Париж продолжал жить.
Пассажиры дилижанса, который ехал из Саламанки в Торо, перешёптывались, глядя на мальчика лет десяти, одетого в бархатный костюм с широким кружевным воротником и широкополую шляпу с пером:
— Что это за мушкетёр? Малолетний д’Артаньян?
— Посмотрите на его торжественное лицо! От самой Саламанки ни слова не сказал!
— Вероятно, из циркачей, — предположила пожилая дама с корзинкой, набитой бутербродами. — Послушай, мальчик, не хочешь ли копчёной колбаски с перцем?
Мальчик встал и изящным жестом приподнял шляпу над головой.
— Я очень тронут, почтеннейшая сеньора, — проговорил он, — но я вовсе не испытываю голода.
Мальчик уселся, шляпа улеглась обратно на чёрные кудри, а руки скрестились на груди.
— Да это Наполеон! — пробормотал странствующий торговец галантереей, вытаскивая из жилетного кармана зубочистку, — но по ошибке он надел костюм из другой пьесы.
— Чего только не увидишь в наши смутные времена! — пробормотал провинциальный священник, складывая руки на животе. — А что пишут из Мадрида?
— Наш король прибыл в столицу, — сообщил галантерейщик.
— Какой наш король? — кисло спросил путешественник в высоких запылённых сапогах, по виду помещик-скотовод.

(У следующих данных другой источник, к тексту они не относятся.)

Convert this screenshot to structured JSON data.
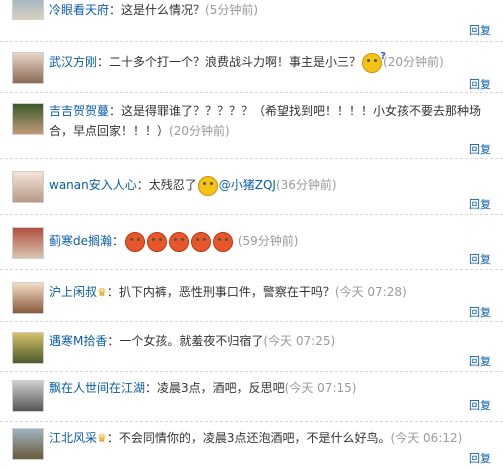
{
  "reply_label": "回复",
  "comments": [
    {
      "user": "冷眼看天府",
      "content": "这是什么情况？",
      "time": "(5分钟前)"
    },
    {
      "user": "武汉方刚",
      "content": "二十多个打一个？浪费战斗力啊！事主是小三？",
      "time": "(20分钟前)"
    },
    {
      "user": "吉吉贺贺蔓",
      "content": "这是得罪谁了？？？？？（希望找到吧！！！！小女孩不要去那种场合，早点回家！！！）",
      "time": "(20分钟前)"
    },
    {
      "user": "wanan安入人心",
      "content": "太残忍了",
      "mention": "@小猪ZQJ",
      "time": "(36分钟前)"
    },
    {
      "user": "蓟寒de搁瀚",
      "content": "",
      "time": "(59分钟前)"
    },
    {
      "user": "沪上闲叔",
      "content": "扒下内裤，恶性刑事口件，警察在干吗？",
      "time": "(今天 07:28)"
    },
    {
      "user": "遇寒M拾香",
      "content": "一个女孩。就羞夜不归宿了",
      "time": "(今天 07:25)"
    },
    {
      "user": "飘在人世间在江湖",
      "content": "凌晨3点，酒吧，反思吧",
      "time": "(今天 07:15)"
    },
    {
      "user": "江北风采",
      "content": "不会同情你的，凌晨3点还泡酒吧，不是什么好鸟。",
      "time": "(今天 06:12)"
    }
  ]
}
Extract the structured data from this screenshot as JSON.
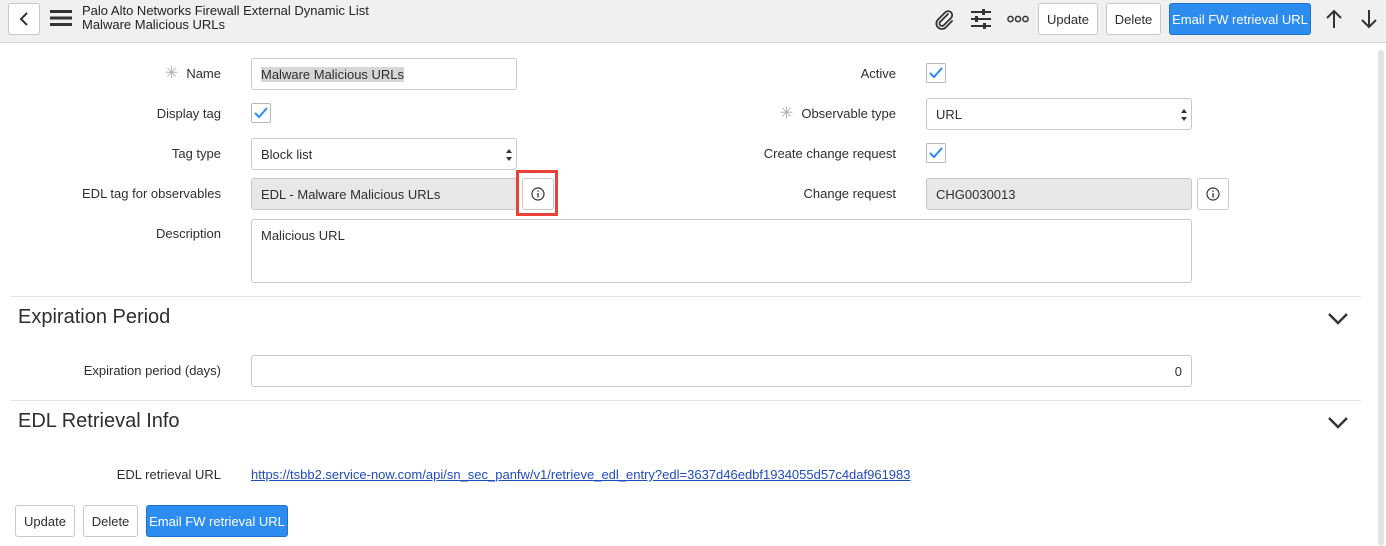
{
  "header": {
    "table_title": "Palo Alto Networks Firewall External Dynamic List",
    "record_title": "Malware Malicious URLs",
    "icons": [
      "back-icon",
      "hamburger-menu-icon",
      "paperclip-icon",
      "sliders-icon",
      "more-options-icon",
      "arrow-up-icon",
      "arrow-down-icon"
    ],
    "update_label": "Update",
    "delete_label": "Delete",
    "email_label": "Email FW retrieval URL"
  },
  "form": {
    "name": {
      "label": "Name",
      "required": true,
      "value": "Malware Malicious URLs"
    },
    "display_tag": {
      "label": "Display tag",
      "checked": true
    },
    "tag_type": {
      "label": "Tag type",
      "value": "Block list"
    },
    "edl_tag": {
      "label": "EDL tag for observables",
      "value": "EDL - Malware Malicious URLs"
    },
    "description": {
      "label": "Description",
      "value": "Malicious URL"
    },
    "active": {
      "label": "Active",
      "checked": true
    },
    "observable_type": {
      "label": "Observable type",
      "required": true,
      "value": "URL"
    },
    "create_change_request": {
      "label": "Create change request",
      "checked": true
    },
    "change_request": {
      "label": "Change request",
      "value": "CHG0030013"
    }
  },
  "expiration_section": {
    "title": "Expiration Period",
    "period_label": "Expiration period (days)",
    "period_value": "0"
  },
  "edl_section": {
    "title": "EDL Retrieval Info",
    "url_label": "EDL retrieval URL",
    "url_value": "https://tsbb2.service-now.com/api/sn_sec_panfw/v1/retrieve_edl_entry?edl=3637d46edbf1934055d57c4daf961983"
  },
  "footer": {
    "update_label": "Update",
    "delete_label": "Delete",
    "email_label": "Email FW retrieval URL"
  },
  "colors": {
    "primary_button": "#2d8cf0",
    "checkmark": "#2d8cf0",
    "highlight_box": "#e8423a",
    "link": "#1f4cbf"
  }
}
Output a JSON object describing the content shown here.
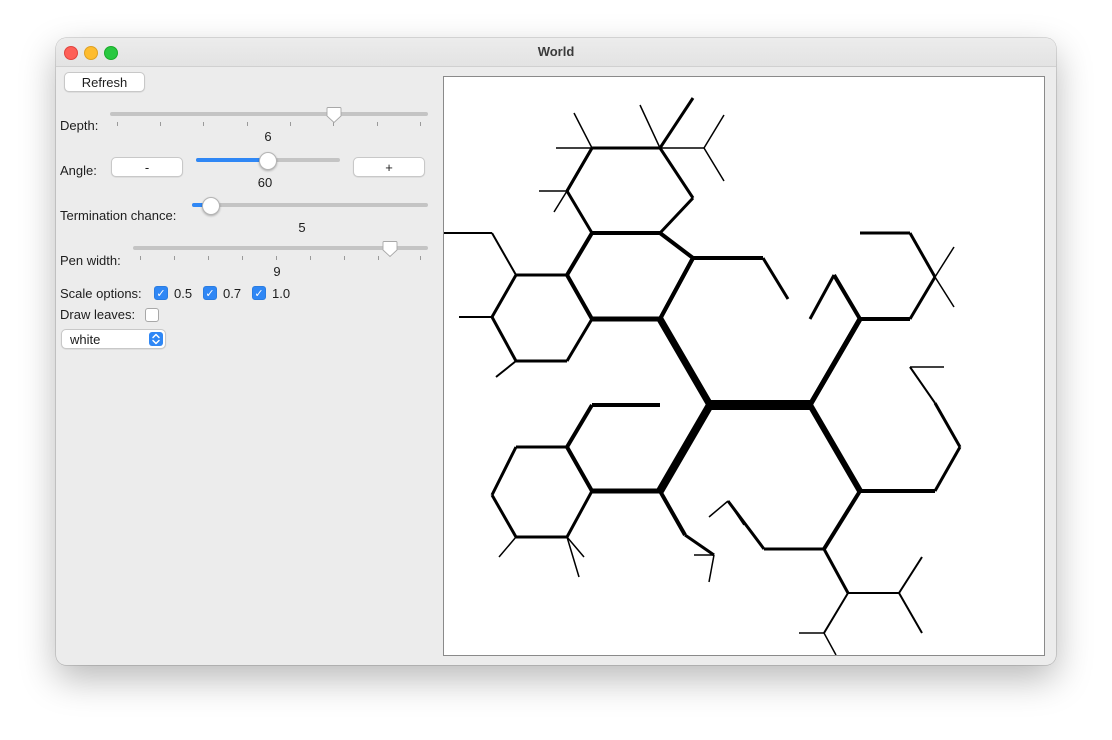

— Я имею в виду его величество Амадея Савойского, — сказал галантерейщик.
— А я думал, его величество дона Карлоса[3], — проронил скотовод и повернулся к окну.
Галантерейщик сверкнул глазами и, кажется, приготовился к политическому спору, но дама с бутербродами неожиданно повернула разговор в другую сторону:
— Я слышала, что в этих местах появились разбойники…
— На прошлой неделе действительно был ограблен дилижанс возле самой Саламанки, — подтвердил галантерейщик.
— Анархисты! — презрительно заметил скотовод.
— А может быть, и карлисты, — возразил галантерейщик.
— Дети мои, не проще ли предположить, что это обыкновенные разбойники? — благодушно сказал священник. — Но, слава пресвятой троице, наше путешествие приближается к концу и мы отделались благополучно…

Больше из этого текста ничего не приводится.